New U.S. Embassy in Libreville, Gabon Dedicated

State Department Photo

Office of the Spokesperson
Department of State
Washington, DC

December 6, 2012

In an important symbol of America’s commitment to an enduring friendship with the Gabonese Republic, U.S. Ambassador to Gabon, Eric Benjaminson, dedicated the new U.S. Embassy in Libreville today.
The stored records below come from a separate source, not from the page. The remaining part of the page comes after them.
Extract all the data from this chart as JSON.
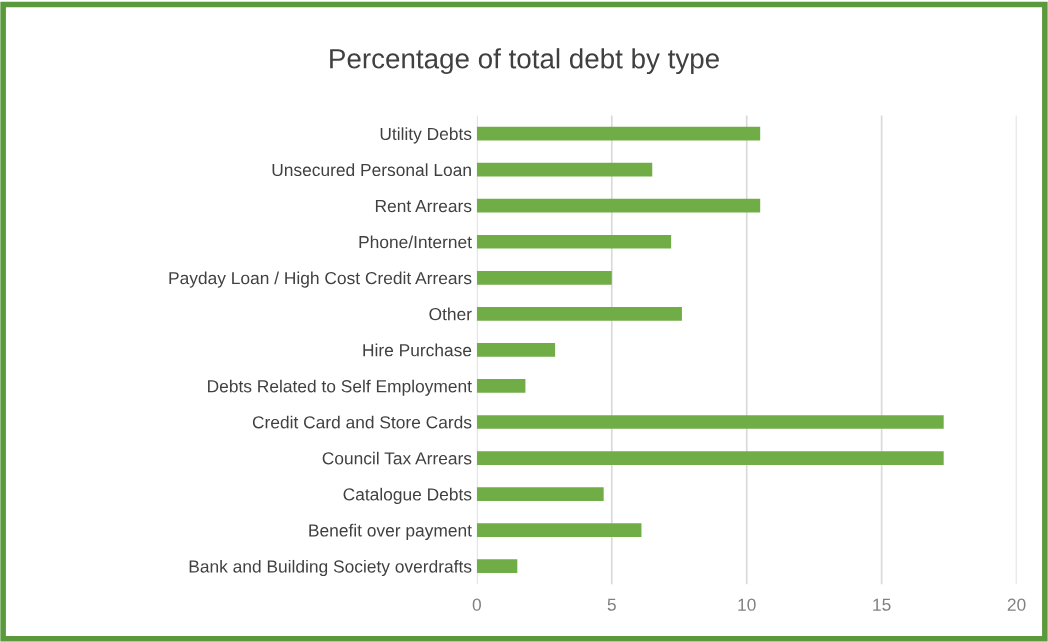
{
  "chart_data": {
    "type": "bar",
    "orientation": "horizontal",
    "title": "Percentage of total debt by type",
    "categories": [
      "Utility Debts",
      "Unsecured Personal Loan",
      "Rent Arrears",
      "Phone/Internet",
      "Payday Loan / High Cost Credit Arrears",
      "Other",
      "Hire Purchase",
      "Debts Related to Self Employment",
      "Credit Card and Store Cards",
      "Council Tax Arrears",
      "Catalogue Debts",
      "Benefit over payment",
      "Bank and Building Society overdrafts"
    ],
    "values": [
      10.5,
      6.5,
      10.5,
      7.2,
      5.0,
      7.6,
      2.9,
      1.8,
      17.3,
      17.3,
      4.7,
      6.1,
      1.5
    ],
    "color": "#70ad47",
    "xlim": [
      0,
      20
    ],
    "xticks": [
      0,
      5,
      10,
      15,
      20
    ],
    "grid": "x"
  }
}
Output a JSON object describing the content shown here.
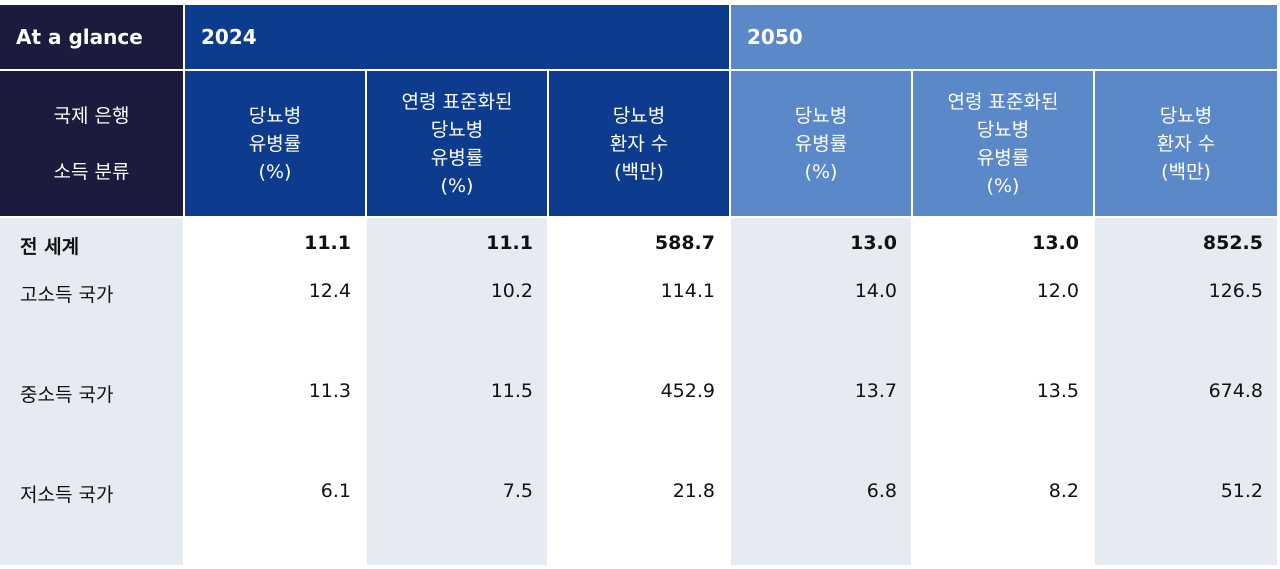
{
  "table": {
    "group_headers": [
      "At a glance",
      "2024",
      "2050"
    ],
    "column_headers": [
      [
        "국제 은행",
        "소득 분류"
      ],
      [
        "당뇨병",
        "유병률",
        "(%)"
      ],
      [
        "연령 표준화된",
        "당뇨병",
        "유병률",
        "(%)"
      ],
      [
        "당뇨병",
        "환자 수",
        "(백만)"
      ],
      [
        "당뇨병",
        "유병률",
        "(%)"
      ],
      [
        "연령 표준화된",
        "당뇨병",
        "유병률",
        "(%)"
      ],
      [
        "당뇨병",
        "환자 수",
        "(백만)"
      ]
    ],
    "rows": [
      [
        "전 세계",
        "11.1",
        "11.1",
        "588.7",
        "13.0",
        "13.0",
        "852.5"
      ],
      [
        "고소득 국가",
        "12.4",
        "10.2",
        "114.1",
        "14.0",
        "12.0",
        "126.5"
      ],
      [
        "중소득 국가",
        "11.3",
        "11.5",
        "452.9",
        "13.7",
        "13.5",
        "674.8"
      ],
      [
        "저소득 국가",
        "6.1",
        "7.5",
        "21.8",
        "6.8",
        "8.2",
        "51.2"
      ]
    ]
  }
}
Gabon Prime Minister, Léon M’ba; Assistant Secretary for Administration, Joyce Barr; and Bureau of Overseas Buildings Operations (OBO) Managing Director, Rodney Evans, participated in the ribbon-cutting and official opening ceremonies.

Occupying a ten-acre site in the Sabliere neighborhood, the $107 million multi-building complex provides a centralized location for the mission, as well as a state of the art, environmentally sustainable workplace for embassy personnel.

Sorg Architects of Washington, DC, is the architect of record and B.L. Harbert International, LLC of Birmingham, Alabama constructed the project.

The Embassy’s permanent art collection features works by celebrated Anglo-American, African-American, and Gabonese artists, curated by the Office of Art in Embassies. The artworks are organized around a theme relating to creatures of the forest – a formative force in Gabonese life. The collection also includes a commemorative portrait of Dr. Martin Luther King, Jr., the namesake of the road in front of the new embassy.

The new facility incorporates numerous sustainable features, most notably energy efficient building systems, low-flow water fixtures, and recycled materials. The facility has been registered with the U.S. Green Building Council for Leadership in Energy and Environmental Design (LEED®) certification.

Since 1999, as part of the Department’s Capital Security Construction Program, OBO has completed 95 new diplomatic facilities and has an additional 40 projects in design or construction.

OBO’s mission is to provide safe, secure, and functional facilities that represent the U.S. Government to the host nation and support our staff in the achievement of U.S. foreign policy objectives. These facilities should represent American values and the best in American architecture, engineering, technology, sustainability, art, culture, and construction execution.